乔小船脸色苍白,用力绞着手指,没有说话。
宋宣瞥了他一眼,嗤笑道:“别想了,若是发绝户财,直接一刀杀了,何必多此一举,让尸体消失?若是你坚持爷爷只是失踪,几年内都不能算死亡。句老头是个老废物,欺软怕硬,胆小怯弱,他就算吃了熊心豹子胆,也不敢挑我在你家的时候下手。”
乔小船连连点头:“有道理。”
这条巷道的人都知道乔家在昨天住了两个生人,凶手对屠长卿的存在感到意外,证明不是附近的人。
宋宣又道:“我觉得你爷爷是自己跑出去的。”
乔小船反驳:“我爷爷有痴病,只会关在屋子里画图纸,从不理人,他出门做什么?”
宋宣拍了拍屠长卿,笑着问:“骗人出门的方法太多了,比如……你也是爱书的痴人,最懂心思。若是闭门读书时,有人告诉你,某处出现你惦记多年的古籍残本,你会如何?”

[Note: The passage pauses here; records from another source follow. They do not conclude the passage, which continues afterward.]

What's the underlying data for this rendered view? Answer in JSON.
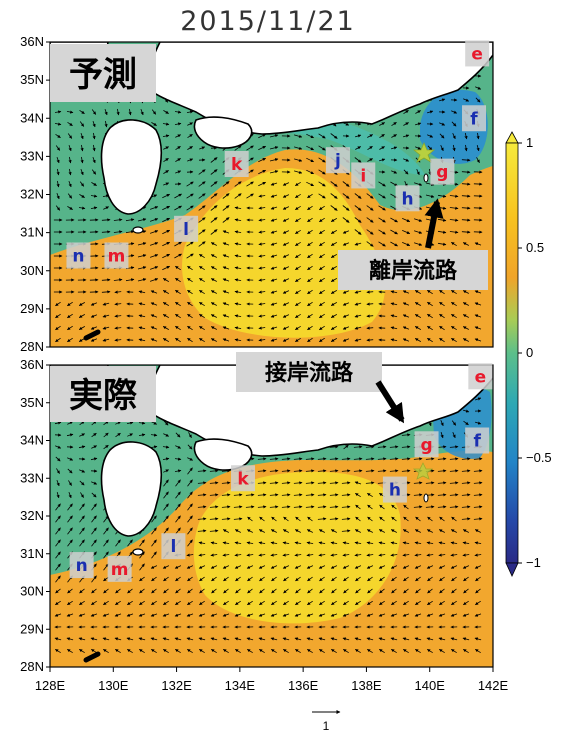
{
  "date": "2015/11/21",
  "colors": {
    "red_label": "#e8192c",
    "blue_label": "#1a2fb0",
    "star": "#b8d040",
    "land": "#ffffff"
  },
  "lon_labels": [
    "128E",
    "130E",
    "132E",
    "134E",
    "136E",
    "138E",
    "140E",
    "142E"
  ],
  "lat_labels": [
    "36N",
    "35N",
    "34N",
    "33N",
    "32N",
    "31N",
    "30N",
    "29N",
    "28N"
  ],
  "colorbar": {
    "range": [
      -1,
      1
    ],
    "tick_labels": [
      "1",
      "0.5",
      "0",
      "−0.5",
      "−1"
    ],
    "colormap": "blue-teal-green-yellow-orange (sea surface height, m)"
  },
  "reference_vector_label": "1",
  "panels": [
    {
      "title": "予測",
      "annotation": "離岸流路",
      "points": [
        {
          "id": "e",
          "label": "e",
          "lon": 141.5,
          "lat": 35.7,
          "color": "red"
        },
        {
          "id": "f",
          "label": "f",
          "lon": 141.4,
          "lat": 34.0,
          "color": "blue"
        },
        {
          "id": "g",
          "label": "g",
          "lon": 140.4,
          "lat": 32.6,
          "color": "red"
        },
        {
          "id": "h",
          "label": "h",
          "lon": 139.3,
          "lat": 31.9,
          "color": "blue"
        },
        {
          "id": "i",
          "label": "i",
          "lon": 137.9,
          "lat": 32.5,
          "color": "red"
        },
        {
          "id": "j",
          "label": "j",
          "lon": 137.1,
          "lat": 32.9,
          "color": "blue"
        },
        {
          "id": "k",
          "label": "k",
          "lon": 133.9,
          "lat": 32.8,
          "color": "red"
        },
        {
          "id": "l",
          "label": "l",
          "lon": 132.3,
          "lat": 31.1,
          "color": "blue"
        },
        {
          "id": "m",
          "label": "m",
          "lon": 130.1,
          "lat": 30.4,
          "color": "red"
        },
        {
          "id": "n",
          "label": "n",
          "lon": 128.9,
          "lat": 30.4,
          "color": "blue"
        }
      ]
    },
    {
      "title": "実際",
      "annotation": "接岸流路",
      "points": [
        {
          "id": "e",
          "label": "e",
          "lon": 141.6,
          "lat": 35.7,
          "color": "red"
        },
        {
          "id": "f",
          "label": "f",
          "lon": 141.5,
          "lat": 34.0,
          "color": "blue"
        },
        {
          "id": "g",
          "label": "g",
          "lon": 139.9,
          "lat": 33.9,
          "color": "red"
        },
        {
          "id": "h",
          "label": "h",
          "lon": 138.9,
          "lat": 32.7,
          "color": "blue"
        },
        {
          "id": "k",
          "label": "k",
          "lon": 134.1,
          "lat": 33.0,
          "color": "red"
        },
        {
          "id": "l",
          "label": "l",
          "lon": 131.9,
          "lat": 31.2,
          "color": "blue"
        },
        {
          "id": "m",
          "label": "m",
          "lon": 130.2,
          "lat": 30.6,
          "color": "red"
        },
        {
          "id": "n",
          "label": "n",
          "lon": 129.0,
          "lat": 30.7,
          "color": "blue"
        }
      ]
    }
  ]
}
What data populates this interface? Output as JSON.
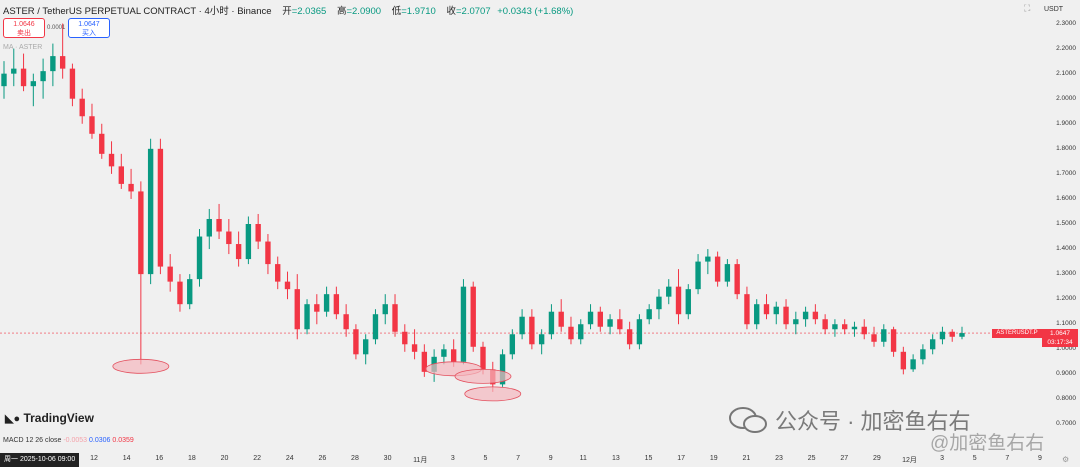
{
  "header": {
    "symbol": "ASTER / TetherUS PERPETUAL CONTRACT · 4小时 · Binance",
    "open_label": "开",
    "open": "=2.0365",
    "high_label": "高",
    "high": "=2.0900",
    "low_label": "低",
    "low": "=1.9710",
    "close_label": "收",
    "close": "=2.0707",
    "change": "+0.0343 (+1.68%)"
  },
  "trade": {
    "sell_price": "1.0646",
    "sell_label": "卖出",
    "spread": "0.0001",
    "buy_price": "1.0647",
    "buy_label": "买入"
  },
  "indicator_ma": "MA · ASTER",
  "currency": "USDT",
  "current": {
    "ticker": "ASTERUSDT.P",
    "price": "1.0647",
    "countdown": "03:17:34"
  },
  "yticks": [
    "2.3000",
    "2.2000",
    "2.1000",
    "2.0000",
    "1.9000",
    "1.8000",
    "1.7000",
    "1.6000",
    "1.5000",
    "1.4000",
    "1.3000",
    "1.2000",
    "1.1000",
    "1.0000",
    "0.9000",
    "0.8000",
    "0.7000"
  ],
  "xaxis": {
    "start": "周一 2025-10-06  09:00",
    "ticks": [
      "12",
      "14",
      "16",
      "18",
      "20",
      "22",
      "24",
      "26",
      "28",
      "30",
      "11月",
      "3",
      "5",
      "7",
      "9",
      "11",
      "13",
      "15",
      "17",
      "19",
      "21",
      "23",
      "25",
      "27",
      "29",
      "12月",
      "3",
      "5",
      "7",
      "9"
    ]
  },
  "brand": "TradingView",
  "macd": {
    "label": "MACD 12 26 close",
    "v1": "-0.0053",
    "v2": "0.0306",
    "v3": "0.0359"
  },
  "watermark": {
    "text1": "公众号 · 加密鱼右右",
    "text2": "@加密鱼右右"
  },
  "colors": {
    "up": "#089981",
    "down": "#f23645",
    "highlight": "#f4b6bd"
  },
  "chart_data": {
    "type": "candlestick",
    "interval": "4h",
    "ylim": [
      0.65,
      2.35
    ],
    "current_price": 1.0647,
    "highlighted_lows": [
      0.94,
      0.93,
      0.83,
      0.9
    ],
    "ohlc": [
      [
        2.05,
        2.15,
        2.0,
        2.1
      ],
      [
        2.1,
        2.2,
        2.05,
        2.12
      ],
      [
        2.12,
        2.18,
        2.03,
        2.05
      ],
      [
        2.05,
        2.1,
        1.97,
        2.07
      ],
      [
        2.07,
        2.16,
        2.0,
        2.11
      ],
      [
        2.11,
        2.22,
        2.05,
        2.17
      ],
      [
        2.17,
        2.3,
        2.08,
        2.12
      ],
      [
        2.12,
        2.14,
        1.97,
        2.0
      ],
      [
        2.0,
        2.04,
        1.9,
        1.93
      ],
      [
        1.93,
        1.98,
        1.84,
        1.86
      ],
      [
        1.86,
        1.9,
        1.76,
        1.78
      ],
      [
        1.78,
        1.83,
        1.7,
        1.73
      ],
      [
        1.73,
        1.78,
        1.64,
        1.66
      ],
      [
        1.66,
        1.72,
        1.6,
        1.63
      ],
      [
        1.63,
        1.67,
        0.94,
        1.3
      ],
      [
        1.3,
        1.84,
        1.26,
        1.8
      ],
      [
        1.8,
        1.84,
        1.3,
        1.33
      ],
      [
        1.33,
        1.38,
        1.23,
        1.27
      ],
      [
        1.27,
        1.3,
        1.15,
        1.18
      ],
      [
        1.18,
        1.3,
        1.16,
        1.28
      ],
      [
        1.28,
        1.48,
        1.25,
        1.45
      ],
      [
        1.45,
        1.56,
        1.4,
        1.52
      ],
      [
        1.52,
        1.58,
        1.44,
        1.47
      ],
      [
        1.47,
        1.52,
        1.38,
        1.42
      ],
      [
        1.42,
        1.47,
        1.33,
        1.36
      ],
      [
        1.36,
        1.53,
        1.34,
        1.5
      ],
      [
        1.5,
        1.54,
        1.4,
        1.43
      ],
      [
        1.43,
        1.46,
        1.3,
        1.34
      ],
      [
        1.34,
        1.37,
        1.24,
        1.27
      ],
      [
        1.27,
        1.31,
        1.2,
        1.24
      ],
      [
        1.24,
        1.3,
        1.04,
        1.08
      ],
      [
        1.08,
        1.2,
        1.06,
        1.18
      ],
      [
        1.18,
        1.22,
        1.1,
        1.15
      ],
      [
        1.15,
        1.25,
        1.13,
        1.22
      ],
      [
        1.22,
        1.25,
        1.12,
        1.14
      ],
      [
        1.14,
        1.18,
        1.05,
        1.08
      ],
      [
        1.08,
        1.1,
        0.96,
        0.98
      ],
      [
        0.98,
        1.06,
        0.94,
        1.04
      ],
      [
        1.04,
        1.16,
        1.02,
        1.14
      ],
      [
        1.14,
        1.22,
        1.1,
        1.18
      ],
      [
        1.18,
        1.22,
        1.05,
        1.07
      ],
      [
        1.07,
        1.1,
        0.99,
        1.02
      ],
      [
        1.02,
        1.08,
        0.96,
        0.99
      ],
      [
        0.99,
        1.02,
        0.89,
        0.91
      ],
      [
        0.91,
        1.0,
        0.87,
        0.97
      ],
      [
        0.97,
        1.02,
        0.94,
        1.0
      ],
      [
        1.0,
        1.04,
        0.93,
        0.95
      ],
      [
        0.95,
        1.28,
        0.94,
        1.25
      ],
      [
        1.25,
        1.27,
        0.99,
        1.01
      ],
      [
        1.01,
        1.03,
        0.9,
        0.92
      ],
      [
        0.92,
        0.95,
        0.83,
        0.86
      ],
      [
        0.86,
        1.0,
        0.85,
        0.98
      ],
      [
        0.98,
        1.08,
        0.96,
        1.06
      ],
      [
        1.06,
        1.16,
        1.04,
        1.13
      ],
      [
        1.13,
        1.16,
        1.0,
        1.02
      ],
      [
        1.02,
        1.08,
        0.98,
        1.06
      ],
      [
        1.06,
        1.18,
        1.04,
        1.15
      ],
      [
        1.15,
        1.2,
        1.07,
        1.09
      ],
      [
        1.09,
        1.13,
        1.02,
        1.04
      ],
      [
        1.04,
        1.12,
        1.02,
        1.1
      ],
      [
        1.1,
        1.18,
        1.08,
        1.15
      ],
      [
        1.15,
        1.17,
        1.07,
        1.09
      ],
      [
        1.09,
        1.14,
        1.06,
        1.12
      ],
      [
        1.12,
        1.16,
        1.06,
        1.08
      ],
      [
        1.08,
        1.11,
        1.0,
        1.02
      ],
      [
        1.02,
        1.14,
        1.0,
        1.12
      ],
      [
        1.12,
        1.18,
        1.1,
        1.16
      ],
      [
        1.16,
        1.24,
        1.12,
        1.21
      ],
      [
        1.21,
        1.28,
        1.18,
        1.25
      ],
      [
        1.25,
        1.32,
        1.1,
        1.14
      ],
      [
        1.14,
        1.26,
        1.12,
        1.24
      ],
      [
        1.24,
        1.38,
        1.22,
        1.35
      ],
      [
        1.35,
        1.4,
        1.3,
        1.37
      ],
      [
        1.37,
        1.39,
        1.25,
        1.27
      ],
      [
        1.27,
        1.36,
        1.25,
        1.34
      ],
      [
        1.34,
        1.36,
        1.2,
        1.22
      ],
      [
        1.22,
        1.25,
        1.08,
        1.1
      ],
      [
        1.1,
        1.2,
        1.08,
        1.18
      ],
      [
        1.18,
        1.22,
        1.12,
        1.14
      ],
      [
        1.14,
        1.19,
        1.1,
        1.17
      ],
      [
        1.17,
        1.2,
        1.08,
        1.1
      ],
      [
        1.1,
        1.15,
        1.06,
        1.12
      ],
      [
        1.12,
        1.17,
        1.09,
        1.15
      ],
      [
        1.15,
        1.18,
        1.1,
        1.12
      ],
      [
        1.12,
        1.14,
        1.06,
        1.08
      ],
      [
        1.08,
        1.12,
        1.05,
        1.1
      ],
      [
        1.1,
        1.12,
        1.06,
        1.08
      ],
      [
        1.08,
        1.11,
        1.05,
        1.09
      ],
      [
        1.09,
        1.12,
        1.04,
        1.06
      ],
      [
        1.06,
        1.09,
        1.01,
        1.03
      ],
      [
        1.03,
        1.1,
        1.01,
        1.08
      ],
      [
        1.08,
        1.09,
        0.97,
        0.99
      ],
      [
        0.99,
        1.01,
        0.9,
        0.92
      ],
      [
        0.92,
        0.98,
        0.91,
        0.96
      ],
      [
        0.96,
        1.02,
        0.94,
        1.0
      ],
      [
        1.0,
        1.06,
        0.98,
        1.04
      ],
      [
        1.04,
        1.09,
        1.02,
        1.07
      ],
      [
        1.07,
        1.08,
        1.03,
        1.05
      ],
      [
        1.05,
        1.09,
        1.04,
        1.0647
      ]
    ]
  }
}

屠长卿毫不犹豫:“立刻出门!慢一步都怕抢不着宝贝!”
哪怕是疯子,也有执念,乔远帆的执念是永不沉没的海船,若用相关的事情欺骗,轻而易举就能把他骗出家门。
宋宣说:“不是图财,那就是图人。虽然我不知道你爷爷有什么值得图的宝物,但一时半会应该死不了。”
乔小船茫然道:“我爷爷没有钱,也没有宝物……他就是个造船师,也许技术还不错,但他糊里糊涂,经常把自己的图纸当垃圾,从不放心上。
我虽看不懂图纸,但觉得不能白给,就把爷爷画的图纸整理编号,放在柜子里,定期挑些卖给造船厂。可我卖得很便宜,给钱就卖,不至于,不至于啊……”
他不懂行,没势力,图纸被船厂压价压得和穷穷草似的,财大气粗的老板们不至于为几个小钱为难乔家。
屠长卿问:“我可以看看图纸吗?”
天空漆黑,风声肆虐,但这条窄巷的位置极好,位置低洼却有排水的宽沟,四周都被大户人家的石墙围绕,恰好挡住暴风最猛烈处,受害轻微,是观海城里的一块宝地。
屋子里不禁灯火,乔小船点亮三盏油灯,又拿出珍藏的蜡烛,把爷爷的屋子照得如同白昼。
竹帘后面,立着两个破旧的药柜,每格都用歪歪扭扭的字迹写着数字编号。